Ziel der gesetzlichen Unfallversicherung ist es seit jeher, den Unternehmer, somit auch die Inhaber von Kfz-Werkstätten, bei Arbeitsunfällen zumindest finanziell zu entlasten. § 104 des Sozialgesetzbuches VII beschränkt deswegen die Haftung des Kfz-Betriebs auf grobe Fahrlässigkeit und Vorsatz. Verbrennt sich beispielsweise ein Kfz-Mechatroniker trotz Schutzkleidung und Absicherung durch einen irritierenden Funkenflug die Haut, so haftet der Betriebsinhaber nicht für die Folgekosten (Pflege, Rehabilitation et cetera). Anders wäre der Fall zu beurteilen, wenn dieser Kfz-Mechatroniker nie ohne Schutz an Fahrzeugen schweißt oder mit dem Winkelschleifer ‚zu Werke geht’ und der Inhaber davon weiß, ohne ihn jedoch zu ermahnen oder im Vorfeld entsprechend einzuweisen und dies zu dokumentieren.

Regressmöglichkeit
Gerade mit einem solchen Beispiel als Argument, das auf eine grobe Fahrlässigkeit oder eventuell Vorsatz hinweist, können die Träger der gesetzlichen Unfallversicherung – also die Berufsgenossenschaften  – Ansprüche ablehnen bzw. den Werkstattinhaber in Regress nehmen – sofern auch ihm vorgeworfen werden kann, dass er elementare Sicherungspflichten zum Schutz seiner Arbeitnehmer missachtet hat.

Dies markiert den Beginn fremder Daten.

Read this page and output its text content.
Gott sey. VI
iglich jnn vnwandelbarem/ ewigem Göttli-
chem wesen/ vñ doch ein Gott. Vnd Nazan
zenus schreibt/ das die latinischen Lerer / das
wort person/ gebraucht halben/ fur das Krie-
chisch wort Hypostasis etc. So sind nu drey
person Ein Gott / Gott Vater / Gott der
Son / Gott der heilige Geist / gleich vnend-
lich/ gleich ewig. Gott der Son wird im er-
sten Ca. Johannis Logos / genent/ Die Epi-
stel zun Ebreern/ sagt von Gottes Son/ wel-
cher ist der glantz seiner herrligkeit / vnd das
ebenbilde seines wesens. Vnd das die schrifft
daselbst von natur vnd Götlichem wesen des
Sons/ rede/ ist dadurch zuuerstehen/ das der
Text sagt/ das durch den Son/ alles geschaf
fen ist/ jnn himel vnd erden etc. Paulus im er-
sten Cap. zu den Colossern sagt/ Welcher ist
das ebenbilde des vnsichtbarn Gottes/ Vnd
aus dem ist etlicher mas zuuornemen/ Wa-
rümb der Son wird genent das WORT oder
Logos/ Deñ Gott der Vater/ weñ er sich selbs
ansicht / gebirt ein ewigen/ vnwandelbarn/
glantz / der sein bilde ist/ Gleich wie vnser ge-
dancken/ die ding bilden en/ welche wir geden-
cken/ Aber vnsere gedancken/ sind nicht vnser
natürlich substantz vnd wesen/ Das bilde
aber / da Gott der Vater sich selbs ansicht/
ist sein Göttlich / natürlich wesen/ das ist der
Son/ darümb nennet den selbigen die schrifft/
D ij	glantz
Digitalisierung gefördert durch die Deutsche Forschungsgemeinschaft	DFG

In diesem Punkt setzen die Berufsgenossenschaften an. Sie erlassen entsprechende Unfallverhütungsvorschriften (UVV), an denen sich sowohl der Betriebsinhaber als auch seine Mitarbeiter zu orientieren haben. Orientierung heißt nicht nur beachten, sondern bedeutet, dass für bestimmte Tätigkeiten ein Sachkundenachweis erforderlich ist. Diese Zusatzqualifizierung des Mitarbeiters, welche bei besonders gefahrbehafteten Arbeiten verlangt wird, beeinflusst zugleich bei einem Arbeitsunfall das Wertungsergebnis.

Lebensgefährliche Arbeiten
Laut Rechtsprechung stellt nicht jeder Verstoß gegen die UVV eine schwere Verletzung der unternehmerischen Sorgfaltspflicht, also eine grobe Fahrlässigkeit, dar. Allerdings beziehen sich die Gerichte gerne auf die jeweiligen Umstände des Einzelfalls, welche in die Wertung einfließen.
Handelt es sich aber um elementare UVV, die sich mit Vorrichtungen zum Schutz der Arbeiter vor tödlichen Gefahren befassen, kommt der BGH in der Regel sofort zu einer groben Fahrlässigkeit (BGH, NJW 2001, 2092) – unabhängig von den jeweiligen Umständen. Der Betriebsinhaber hat – um dieser unmittelbaren Folge zu entgehen – in jedem Fall sicherzustellen, dass nur qualifiziertes Personal lebensgefährliche Arbeitsprozesse vornimmt beziehungsweise diese Arbeiten beaufsichtigt. Kann er nicht nachweisen, dass er beispielsweise für Reparaturen an Elektrofahrzeugen die Fachaufsicht einer ‚verantwortlichen Elektrofachkraft’ übertragen hat, riskiert er bei einem möglichen Prozess (vor dem Sozialgericht) gegen die Berufsgenossenschaft, dass ihn das Sozialgericht zu einem Regress verurteilt.

Die aktuellen UVV für das Arbeiten an Fahrzeugen mit Hochvoltsystemen beinhaltet die BGI/GVU-I 8686, welche vom Spitzenverband der Deutschen Gesetzlichen Unfallversicherung (DGUV) im Juni 2010 erstmals herausgegeben und kürzlich überarbeitet wurde.